This is a wild guess that may actually be wrong. It is based on the fact that in 32-bit code the relative JMP and CALL instructions you encoded are 5 bytes and in 16-bit code they are 3 bytes. 5 bytes - 3 bytes = 2 bytes. Given that relative JMP and CALL targets are based on the distance from the start of the next instruction it may offer a hint as to what might have gone wrong.
If I take this code:
bits 32
org 0x1000
cli
xor eax,eax
mov eax,0x1f1a
mov esp,eax
sti
jmp 0x1010
push 0x16b4
call 0x14ca
add esp,0x4
jmp 0x101d
And assemble it with:
nasm -f bin stage2.asm -o stage2.bin
And review the 32-bit decoding with:
ndisasm -b32 -o 0x1000 stage2.bin
I get:
00001000 FA cli
00001001 31C0 xor eax,eax
00001003 B81A1F0000 mov eax,0x1f1a
00001008 89C4 mov esp,eax
0000100A FB sti
0000100B E900000000 jmp dword 0x1010
00001010 68B4160000 push dword 0x16b4
00001015 E8B0040000 call dword 0x14ca
0000101A 83C404 add esp,byte +0x4
0000101D E9FBFFFFFF jmp dword 0x101d
This looks correct.
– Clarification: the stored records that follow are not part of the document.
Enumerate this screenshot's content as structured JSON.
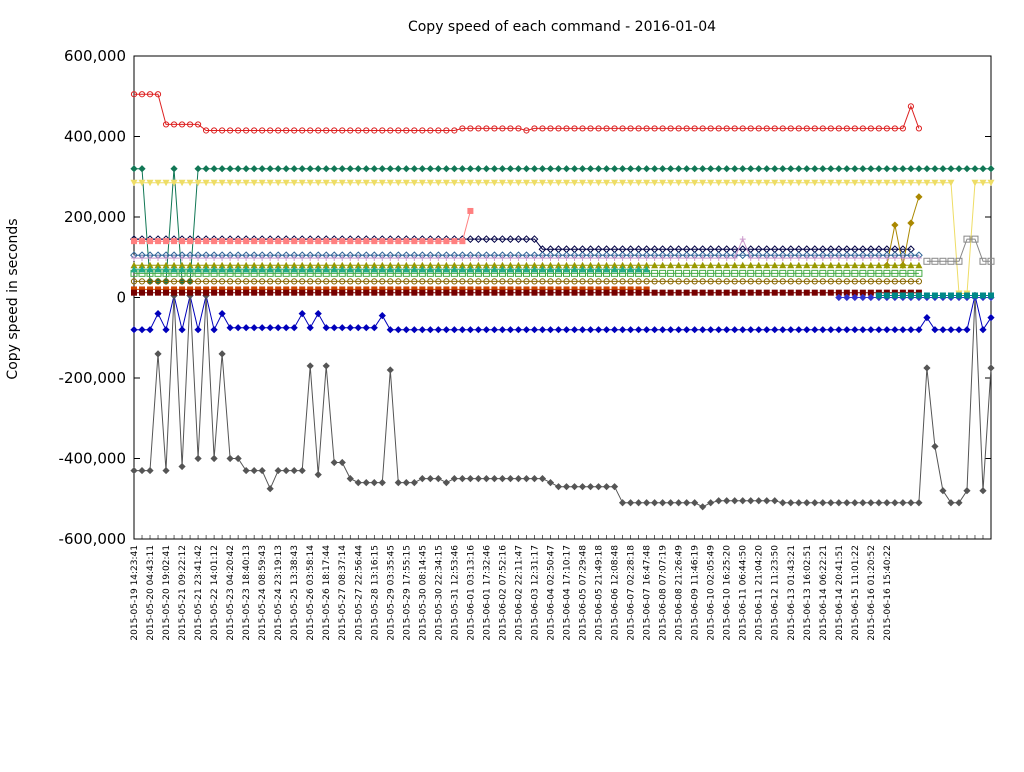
{
  "chart_data": {
    "type": "line",
    "title": "Copy speed of each command - 2016-01-04",
    "ylabel": "Copy speed in seconds",
    "xlabel": "",
    "ylim": [
      -600000,
      600000
    ],
    "yticks": [
      {
        "value": 600000,
        "label": "600,000"
      },
      {
        "value": 400000,
        "label": "400,000"
      },
      {
        "value": 200000,
        "label": "200,000"
      },
      {
        "value": 0,
        "label": "0"
      },
      {
        "value": -200000,
        "label": "-200,000"
      },
      {
        "value": -400000,
        "label": "-400,000"
      },
      {
        "value": -600000,
        "label": "-600,000"
      }
    ],
    "grid": false,
    "legend": "none",
    "x_first_label": "2015-05-19 14:23:41",
    "x_last_label": "2015-06-16 15:40:22",
    "x_count": 108,
    "series": [
      {
        "color": "#dd2222",
        "marker": "circle",
        "start": 0,
        "end": 98,
        "keys": [
          [
            0,
            505000
          ],
          [
            3,
            505000
          ],
          [
            4,
            430000
          ],
          [
            8,
            430000
          ],
          [
            9,
            415000
          ],
          [
            40,
            415000
          ],
          [
            41,
            420000
          ],
          [
            48,
            420000
          ],
          [
            49,
            415000
          ],
          [
            50,
            420000
          ],
          [
            96,
            420000
          ],
          [
            97,
            475000
          ],
          [
            98,
            420000
          ]
        ]
      },
      {
        "color": "#117755",
        "marker": "diamond",
        "start": 0,
        "end": 107,
        "keys": [
          [
            0,
            320000
          ],
          [
            1,
            320000
          ],
          [
            2,
            40000
          ],
          [
            4,
            40000
          ],
          [
            5,
            320000
          ],
          [
            6,
            40000
          ],
          [
            7,
            40000
          ],
          [
            8,
            320000
          ],
          [
            107,
            320000
          ]
        ]
      },
      {
        "color": "#eedd66",
        "marker": "triangle-down",
        "start": 0,
        "end": 107,
        "keys": [
          [
            0,
            285000
          ],
          [
            102,
            285000
          ],
          [
            103,
            10000
          ],
          [
            104,
            10000
          ],
          [
            105,
            285000
          ],
          [
            107,
            285000
          ]
        ]
      },
      {
        "color": "#000044",
        "marker": "diamond-open",
        "start": 0,
        "end": 97,
        "keys": [
          [
            0,
            145000
          ],
          [
            50,
            145000
          ],
          [
            51,
            120000
          ],
          [
            97,
            120000
          ]
        ]
      },
      {
        "color": "#ff8080",
        "marker": "square",
        "start": 0,
        "end": 42,
        "keys": [
          [
            0,
            140000
          ],
          [
            41,
            140000
          ],
          [
            42,
            215000
          ]
        ]
      },
      {
        "color": "#0000bb",
        "marker": "diamond",
        "start": 0,
        "end": 107,
        "keys": [
          [
            0,
            -80000
          ],
          [
            2,
            -80000
          ],
          [
            3,
            -40000
          ],
          [
            4,
            -80000
          ],
          [
            5,
            5000
          ],
          [
            6,
            -80000
          ],
          [
            7,
            5000
          ],
          [
            8,
            -80000
          ],
          [
            9,
            5000
          ],
          [
            10,
            -80000
          ],
          [
            11,
            -40000
          ],
          [
            12,
            -75000
          ],
          [
            20,
            -75000
          ],
          [
            21,
            -40000
          ],
          [
            22,
            -75000
          ],
          [
            23,
            -40000
          ],
          [
            24,
            -75000
          ],
          [
            30,
            -75000
          ],
          [
            31,
            -45000
          ],
          [
            32,
            -80000
          ],
          [
            98,
            -80000
          ],
          [
            99,
            -50000
          ],
          [
            100,
            -80000
          ],
          [
            104,
            -80000
          ],
          [
            105,
            5000
          ],
          [
            106,
            -80000
          ],
          [
            107,
            -50000
          ]
        ]
      },
      {
        "color": "#555555",
        "marker": "diamond",
        "start": 0,
        "end": 107,
        "keys": [
          [
            0,
            -430000
          ],
          [
            2,
            -430000
          ],
          [
            3,
            -140000
          ],
          [
            4,
            -430000
          ],
          [
            5,
            5000
          ],
          [
            6,
            -420000
          ],
          [
            7,
            5000
          ],
          [
            8,
            -400000
          ],
          [
            9,
            5000
          ],
          [
            10,
            -400000
          ],
          [
            11,
            -140000
          ],
          [
            12,
            -400000
          ],
          [
            14,
            -430000
          ],
          [
            16,
            -430000
          ],
          [
            17,
            -475000
          ],
          [
            18,
            -430000
          ],
          [
            21,
            -430000
          ],
          [
            22,
            -170000
          ],
          [
            23,
            -440000
          ],
          [
            24,
            -170000
          ],
          [
            25,
            -410000
          ],
          [
            27,
            -450000
          ],
          [
            28,
            -460000
          ],
          [
            31,
            -460000
          ],
          [
            32,
            -180000
          ],
          [
            33,
            -460000
          ],
          [
            36,
            -450000
          ],
          [
            38,
            -450000
          ],
          [
            39,
            -460000
          ],
          [
            40,
            -450000
          ],
          [
            52,
            -460000
          ],
          [
            53,
            -470000
          ],
          [
            60,
            -470000
          ],
          [
            61,
            -510000
          ],
          [
            70,
            -510000
          ],
          [
            71,
            -520000
          ],
          [
            72,
            -510000
          ],
          [
            73,
            -505000
          ],
          [
            80,
            -505000
          ],
          [
            81,
            -510000
          ],
          [
            97,
            -510000
          ],
          [
            98,
            -510000
          ],
          [
            99,
            -175000
          ],
          [
            100,
            -370000
          ],
          [
            101,
            -480000
          ],
          [
            102,
            -510000
          ],
          [
            103,
            -510000
          ],
          [
            104,
            -480000
          ],
          [
            105,
            5000
          ],
          [
            106,
            -480000
          ],
          [
            107,
            -175000
          ]
        ]
      },
      {
        "color": "#888888",
        "marker": "square-open",
        "start": 99,
        "end": 107,
        "keys": [
          [
            99,
            90000
          ],
          [
            103,
            90000
          ],
          [
            104,
            145000
          ],
          [
            105,
            145000
          ],
          [
            106,
            90000
          ],
          [
            107,
            90000
          ]
        ]
      },
      {
        "color": "#aa8800",
        "marker": "diamond",
        "start": 94,
        "end": 98,
        "keys": [
          [
            94,
            80000
          ],
          [
            95,
            180000
          ],
          [
            96,
            80000
          ],
          [
            97,
            185000
          ],
          [
            98,
            250000
          ]
        ]
      },
      {
        "color": "#336699",
        "marker": "diamond-open",
        "start": 0,
        "end": 98,
        "keys": [
          [
            0,
            105000
          ],
          [
            98,
            105000
          ]
        ]
      },
      {
        "color": "#cc99cc",
        "marker": "cross",
        "start": 0,
        "end": 98,
        "keys": [
          [
            0,
            98000
          ],
          [
            75,
            98000
          ],
          [
            76,
            145000
          ],
          [
            77,
            98000
          ],
          [
            98,
            98000
          ]
        ]
      },
      {
        "color": "#999900",
        "marker": "triangle",
        "start": 0,
        "end": 98,
        "keys": [
          [
            0,
            80000
          ],
          [
            98,
            80000
          ]
        ]
      },
      {
        "color": "#44aa44",
        "marker": "square-open",
        "start": 0,
        "end": 98,
        "keys": [
          [
            0,
            60000
          ],
          [
            98,
            60000
          ]
        ]
      },
      {
        "color": "#22aa88",
        "marker": "triangle",
        "start": 0,
        "end": 64,
        "keys": [
          [
            0,
            70000
          ],
          [
            64,
            70000
          ]
        ]
      },
      {
        "color": "#886600",
        "marker": "circle",
        "start": 0,
        "end": 98,
        "keys": [
          [
            0,
            40000
          ],
          [
            98,
            40000
          ]
        ]
      },
      {
        "color": "#cc4400",
        "marker": "square",
        "start": 0,
        "end": 64,
        "keys": [
          [
            0,
            20000
          ],
          [
            64,
            20000
          ]
        ]
      },
      {
        "color": "#770000",
        "marker": "square",
        "start": 0,
        "end": 98,
        "keys": [
          [
            0,
            12000
          ],
          [
            98,
            12000
          ]
        ]
      },
      {
        "color": "#3333cc",
        "marker": "diamond",
        "start": 88,
        "end": 107,
        "keys": [
          [
            88,
            0
          ],
          [
            107,
            0
          ]
        ]
      },
      {
        "color": "#008888",
        "marker": "square",
        "start": 93,
        "end": 107,
        "keys": [
          [
            93,
            5000
          ],
          [
            107,
            5000
          ]
        ]
      }
    ]
  }
}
If however I decode the same code as 16-bit with:
ndisasm -b16 -o 0x1000 stage2.bin
I get:
00001000 FA cli
00001001 31C0 xor ax,ax
00001003 B81A1F mov ax,0x1f1a
00001006 0000 add [bx+si],al
00001008 89C4 mov sp,ax
0000100A FB sti
0000100B E90000 jmp word 0x100e
0000100E 0000 add [bx+si],al
00001010 68B416 push word 0x16b4
00001013 0000 add [bx+si],al
00001015 E8B004 call word 0x14c8
00001018 0000 add [bx+si],al
0000101A 83C404 add sp,byte +0x4
0000101D E9FBFF jmp word 0x101b
00001020 FF db 0xff
00001021 FF db 0xff
The instruction decoding is incorrect however the JMPs and CALLs are present and go to the wrong memory locations. This looks awfully like the observations you are seeing.
Without seeing your code I hope that by the time you start executing stage 2 at 0x1000 that you have entered 32-bit protected mode. If you haven't then I suspect that is the root of your problems. I believe 32-bit encoded instructions are executing in 16-bit real mode.
Update
From the comments the OP suggests they entered 32-bit protected mode as part of the process of entering unreal mode. They had the belief that unreal mode would still decode instructions as 32-bit code and thus the problem.
You get into unreal mode by entering 32-bit protected mode and return to 16-bit real mode. Unreal mode is still 16-bit real mode with the exception that the limits in the hidden descriptor cache are set to 0xffffffff (4GiB limit). Once returning to 16-bit real mode you'll be able to directly address memory in segments beyond 64KiB using 32-bit addressing, but the code is still running in 16-bit real mode.
If you are writing code for 16-bit unreal mode your compiler and assembler still need to generate 16-bit code. If you intend to write/generate 32-bit code then unreal mode isn't an option and you will need to enter 32-bit protected mode to execute 32-bit code.